Institutional investors are dealing with Brexit in number of ways but there is one underlying view they all share: the markets are very risky, thus there are opportunities, but long-term consequences are impossible to predict.
The Slovenian pension fund Sklad obrtnikov in podjetnikov (SOP) will increase their activity over the next couple of months, Luka Konte, the fund manager at the €200 million SOP, told Modern Investor.
‘Our strategy for next 3 months is to be very active, which means day trading in equities. We are expecting a short term rally where we will cut our exposure of risky assets. We will also buy some USD to hedge.’
He added that investors needed to look at what would happen with bank stocks because they were the catalyst of the market movements.
‘Risky assets will recover in the short term – but the risk-to-equity price is on the downside.’
Konte also said that he saw stronger US dollar until the end of the year which would cause problems for emerging markets.
Large asset owners stay put
The CIO of the California Public Employees' Retirement System (CalPERS), Ted Eliopoulos, said that the fund didn't overreact to short-term volatility.
‘The crucial thing is not to panic. We’ve seen this type of volatility over the decades at CalPERS… so we don’t fear the panic these types of volatile markets produce but we actually trade into them and look for opportunities.’
The CIO of the $294 billion (€266 billion) pension fund added that it was unclear what impact the long-term ramifications of political decisions that will have to be made in Europe will have on the financial markets in the long term.

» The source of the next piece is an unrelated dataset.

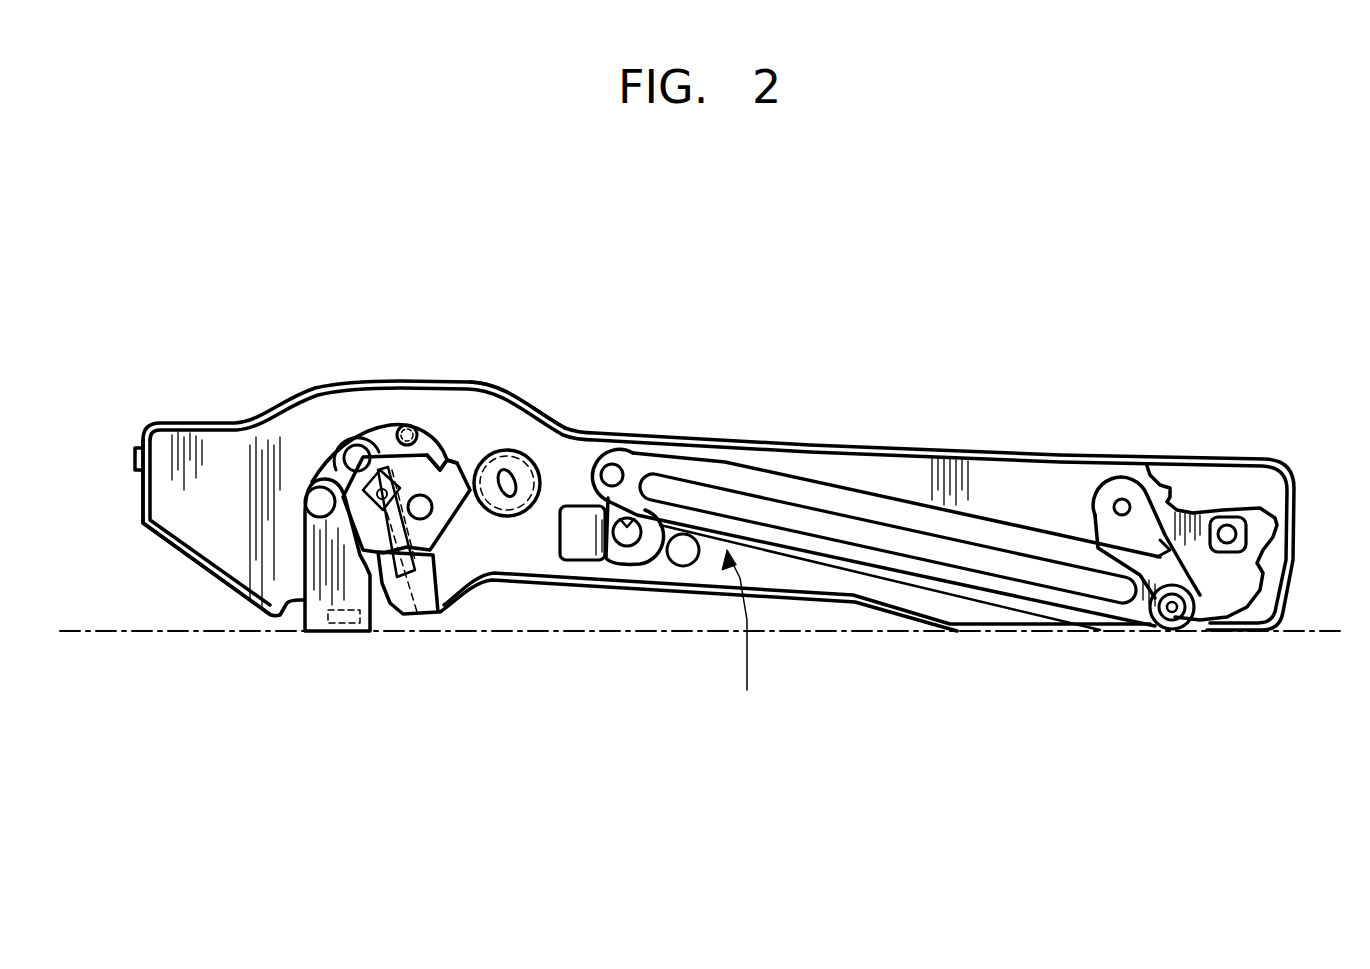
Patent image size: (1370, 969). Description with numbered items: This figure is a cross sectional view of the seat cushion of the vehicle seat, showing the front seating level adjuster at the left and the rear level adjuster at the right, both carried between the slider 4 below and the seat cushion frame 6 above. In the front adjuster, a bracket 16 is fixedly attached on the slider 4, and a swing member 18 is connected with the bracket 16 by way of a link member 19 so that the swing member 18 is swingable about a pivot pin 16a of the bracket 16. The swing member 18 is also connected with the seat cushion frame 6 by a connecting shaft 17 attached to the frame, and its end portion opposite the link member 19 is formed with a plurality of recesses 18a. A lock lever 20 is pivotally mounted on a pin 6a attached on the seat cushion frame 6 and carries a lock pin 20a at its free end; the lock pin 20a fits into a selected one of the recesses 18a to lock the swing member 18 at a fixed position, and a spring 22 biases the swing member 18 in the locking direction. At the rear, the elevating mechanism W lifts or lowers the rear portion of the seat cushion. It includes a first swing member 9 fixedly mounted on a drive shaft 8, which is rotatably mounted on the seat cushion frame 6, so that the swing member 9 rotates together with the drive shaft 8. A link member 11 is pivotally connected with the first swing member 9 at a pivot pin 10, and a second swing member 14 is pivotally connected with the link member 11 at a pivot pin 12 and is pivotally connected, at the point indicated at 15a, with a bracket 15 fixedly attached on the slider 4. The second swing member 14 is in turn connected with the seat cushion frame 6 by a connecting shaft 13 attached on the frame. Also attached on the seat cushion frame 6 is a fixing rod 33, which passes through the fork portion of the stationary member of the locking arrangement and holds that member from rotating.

Another major global asset owner, NBIM, which is the fund manager of the €808 billion Norwegian sovereign wealth fund, said in an e-mail to Modern Investor that they followed the situation, but had no further comments at the moment. However, it stressed what it had said prior to EU referendum that it would remain a long-term investor in the UK regardless of the outcome.
More uncertainty ahead
The consultancy Hyman Robertson said it expected continued volatility over the coming days as investors decided what the result would mean for the outlook for different investments. ‘The threat of another Scottish referendum will also add to uncertainty and volatility, and there is the potential for a wider domino effect if similar EU Referendum votes are held in countries across Europe, which would place pressure on the make-up of the Euro,’ Andy Green, CIO at Hymans Robertson, said.
However, another consultancy thinks Brexit might not even happen, despite the outcome of the referendum. Cambridge Associates, a consultant for institutional investors, said immediately after the vote that if popular opinion turned during the UK-EU trade negotiations, the possibility of a second referendum should not be precluded, similarly to what happened in Ireland in 2008.